15 Years of Building for the Web
I wrote my first line of production code in 2009. It was PHP, it was terrible, and it powered a feature that thousands of college students used daily. That tension between messy code and real impact has defined my career ever since.
The startup years
CampusLIVE started in a UMass dorm room. We built a platform for brands to connect with college students, raised $3.1M from Highland Capital Partners and CRV, and scaled to dozens of campuses. I was employee number three.
What I learned: startups don’t fail because of bad code. They fail because they build the wrong thing. The best engineers I worked with were the ones who pushed back on requirements, not the ones who implemented them fastest.
After CampusLIVE, I joined CustomMade, a Google Ventures-backed marketplace connecting artisans with customers. Different stage, different problems. At CampusLIVE, the challenge was building fast enough. At CustomMade, it was building things that scaled: search systems, matching algorithms, payment flows that handled thousands of transactions.
Going independent
In 2015 I went freelance. Five years of working with Boston-area startups across fintech, healthcare, and consumer products. Every engagement taught me something different about how teams ship software.

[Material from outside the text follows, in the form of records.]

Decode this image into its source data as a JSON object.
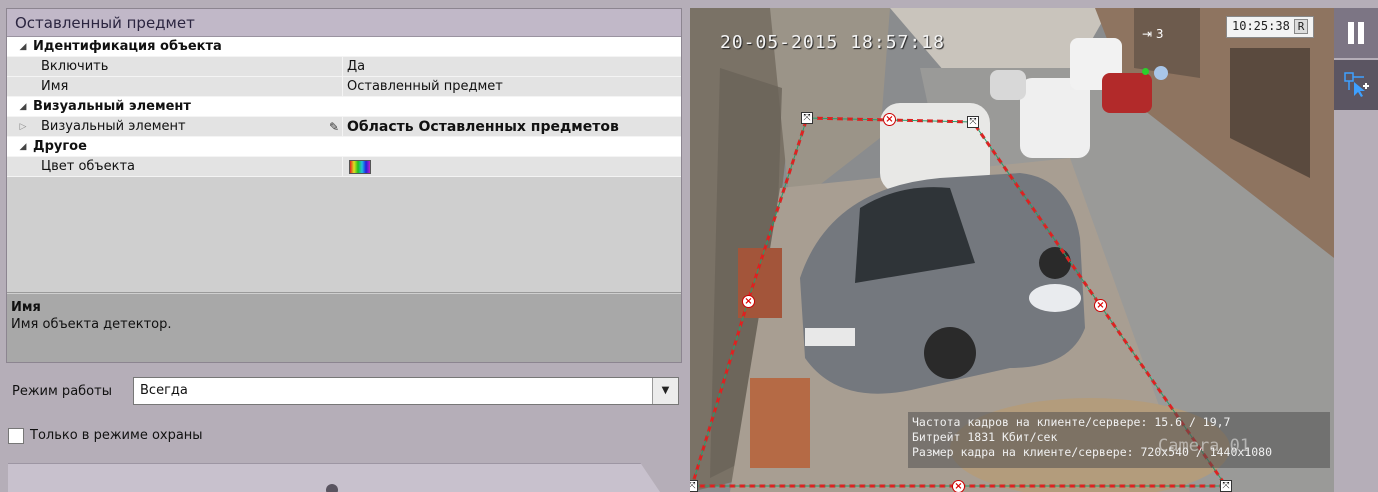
{
  "props": {
    "title": "Оставленный предмет",
    "rows": [
      {
        "kind": "cat",
        "label": "Идентификация объекта"
      },
      {
        "kind": "prop",
        "name": "Включить",
        "value": "Да"
      },
      {
        "kind": "prop",
        "name": "Имя",
        "value": "Оставленный предмет"
      },
      {
        "kind": "cat",
        "label": "Визуальный элемент"
      },
      {
        "kind": "prop",
        "name": "Визуальный элемент",
        "value": "Область Оставленных предметов"
      },
      {
        "kind": "cat",
        "label": "Другое"
      },
      {
        "kind": "prop",
        "name": "Цвет объекта",
        "value": ""
      }
    ],
    "description": {
      "title": "Имя",
      "text": "Имя объекта детектор."
    }
  },
  "mode": {
    "label": "Режим работы",
    "value": "Всегда"
  },
  "guard_only": {
    "label": "Только в режиме охраны",
    "checked": false
  },
  "video": {
    "timestamp": "20-05-2015 18:57:18",
    "clock": "10:25:38",
    "clock_badge": "R",
    "camera_count": "3",
    "stats": {
      "fps": "Частота кадров на клиенте/сервере: 15.6 / 19,7",
      "bitrate": "Битрейт 1831 Кбит/сек",
      "frame_size": "Размер кадра на клиенте/сервере: 720x540 / 1440x1080"
    },
    "camera_name": "Camera 01",
    "zone_color": "#e02020"
  },
  "toolbar": {
    "pause_icon": "pause-icon",
    "zone_icon": "add-zone-icon"
  }
}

The best clients gave me a problem, not a spec. The worst gave me pixel-perfect mockups and got frustrated when I suggested a simpler approach that would ship in half the time.
Going independent also taught me that technical skill is table stakes. The engineers who thrive are the ones who communicate clearly, manage expectations, and know when to say “this is a bad idea” diplomatically.
Building VisualBoston
In 2020, I co-founded VisualBoston with a designer I’d worked with for years. The premise was simple: senior talent, no overhead, available when you need us.
We’re not trying to be a big agency. We’re two people who’ve shipped dozens of products and know how to move fast without cutting corners. Our clients get the same people from kickoff to launch. No handoffs to junior developers, no “account managers” who don’t understand the code.
The agency model lets me work on diverse problems while still building my own products on the side. TallyQuote (an all-in-one platform for contractors) and GardenMates both started as side projects that grew into real products because the agency gives me the financial stability to take risks.
What I’d tell myself in 2009
Ship it. The code doesn’t have to be perfect. The architecture doesn’t have to be elegant. The feature has to work, and the user has to care. Everything else is negotiable.